Today, Monday, December 22nd, starts the beginning of the countdown to Christmas Day. There is excitement in the air, especially for children.
As parents and grandparents, we point them over and over to the meaning of Christmas, but there is just something about dreaming of big gifts you’ve wanted all year long that tends to override Jesus’ birth and how important that is to all of us.
And that’s okay. The Lord will speak to them through the years, as they are reminded over and over each year and as their relationship with Jesus develops. Jesus will make His way to the top of their list of Christmas excitement in the years to come.
If you are trying to find ways to keep your kids busy while out of school, I would like to suggest looking at the Children’s Classics to give them something to read during periods of quiet time.
My oldest Grandson gave me his copy of Black Beauty, by Anna Sewell, about three weeks ago. I was supposed to read it in a week, but that didn’t happen. To honor his request, I’ve started reading it this past week, and I am so impressed with the theme’s about good character, evil people and what happen’s to them, and the scriptures that are gently intertwined into the story.
If you haven’t read, Black Beauty, or it’s been a long time—it is worth picking up again. First published in 1877, the story is told from the viewpoint of the horse. This is the only book that Anna Sewell published, but it was a huge success.

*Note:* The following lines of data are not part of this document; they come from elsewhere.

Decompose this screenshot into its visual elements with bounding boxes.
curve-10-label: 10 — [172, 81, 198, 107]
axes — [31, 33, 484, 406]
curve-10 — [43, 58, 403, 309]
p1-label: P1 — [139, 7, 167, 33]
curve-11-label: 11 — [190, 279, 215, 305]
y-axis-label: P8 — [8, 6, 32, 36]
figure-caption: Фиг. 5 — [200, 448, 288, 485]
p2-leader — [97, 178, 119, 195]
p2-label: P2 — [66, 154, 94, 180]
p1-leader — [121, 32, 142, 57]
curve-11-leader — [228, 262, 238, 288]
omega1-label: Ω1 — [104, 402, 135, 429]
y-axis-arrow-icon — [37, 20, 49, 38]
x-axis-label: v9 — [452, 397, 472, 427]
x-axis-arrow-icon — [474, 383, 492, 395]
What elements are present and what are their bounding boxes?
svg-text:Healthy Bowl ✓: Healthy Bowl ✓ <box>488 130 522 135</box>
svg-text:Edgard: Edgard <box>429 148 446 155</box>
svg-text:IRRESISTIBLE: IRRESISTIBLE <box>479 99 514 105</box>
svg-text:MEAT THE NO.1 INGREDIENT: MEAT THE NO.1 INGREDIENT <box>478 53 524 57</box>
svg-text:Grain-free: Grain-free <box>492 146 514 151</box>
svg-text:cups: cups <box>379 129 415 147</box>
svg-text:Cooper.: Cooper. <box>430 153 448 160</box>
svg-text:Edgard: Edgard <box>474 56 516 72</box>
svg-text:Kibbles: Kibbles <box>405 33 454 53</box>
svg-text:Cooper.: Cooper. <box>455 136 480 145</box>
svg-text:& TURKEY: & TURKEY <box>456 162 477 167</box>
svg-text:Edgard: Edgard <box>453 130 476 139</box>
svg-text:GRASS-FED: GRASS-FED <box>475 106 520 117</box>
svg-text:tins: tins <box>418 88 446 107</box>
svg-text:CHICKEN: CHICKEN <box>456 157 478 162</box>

My favorite chapter so far is thirteen and titled “The Devil’s Trademark.” It begins on a day when, John, Black Beauty’s caretaker, was traveling back to Squire Gordon’s home riding Black Beauty. They see a boy whipping a pony to make him jump a fence that was too high to jump. The pony refused, and the boy got off and begin to hit him on the head and “thrash” the pony. (p. 56)
The boy got back on the pony after the beating, and the pony bucked gently and threw him off into a hedge with thorns. The boy saw John and cried out to him for help.
“‘Thank ye,’ said John, ‘I think you are quite in the right place, and maybe a little scratching will teach you not to leap a pony over a gate that is too high for him.'” (p. 56)
As John rode away he decided to go by the boy’s father’s farm and let him know what had happened because as John spoke his thoughts out loud he said, “‘It may be,’ said he to himself, ‘that young fellow is a liar as well as a cruel one. We’ll just go home by Farmer Bushby’s, Beauty, and then if anybody wants to know, you and I can tell ’em, ye see.'” (p. 57)
The mother of the bully was upset and worried to find her son was left in a thorn hedge. The father understood the situation and advised her, “‘You had better go into the house, wife,’ said the farmer. ‘Bill wants a lesson about this, and I must see that he gets it. This is not the first time, nor the second, that he has ill-used that pony, and I shall stop it.'” (pp. 57-58)
What an example of great parenting!
When John got home he told James (a boy in his late teens who also worked with the horses) what happened. James had his own story to tell of the boy’s cruelty. At school that same boy had been bullying the smaller boys, and one day James had found him catching flies and pulling off their wings. James, “boxed him on the ears” and the boy “roared and bellowed” so loudly the school master rushed in to see if someone was being murdered. The school master found the flies on the window ledge, “some crushed and some crawling about helpless.” The boy carried on so much that the school master only made him sit on a stool for time out.(p. 58)
But the school master did impart wisdom to the rest of the boys. He “talked to all the boys very seriously about cruelty, and said how hard-hearted and cowardly it was to hurt the weak and the helpless.” But what stuck in James’ mind was when “he said that cruelty was the devil’s own trademark, and if we saw anyone who took pleasure in cruelty, we might know who he belonged to, for the devil was a murderer from the beginning, and a tormentor to the end. On the other hand, where we saw people who loved their neighbors, and were kind to man and beast, we might know that was God’s mark, for ‘God is Love.'”(pp. 58-59)
Children love to read stories of when other’s mess up and when others are good. It helps to set them on a path of knowing what not to do. I love that this part ends with the school master telling them “God is Love.” And even through those words— the Christmas story is conveyed.
I pray you have a very Merry Christmas and have some time to read a few Classics over the holidays!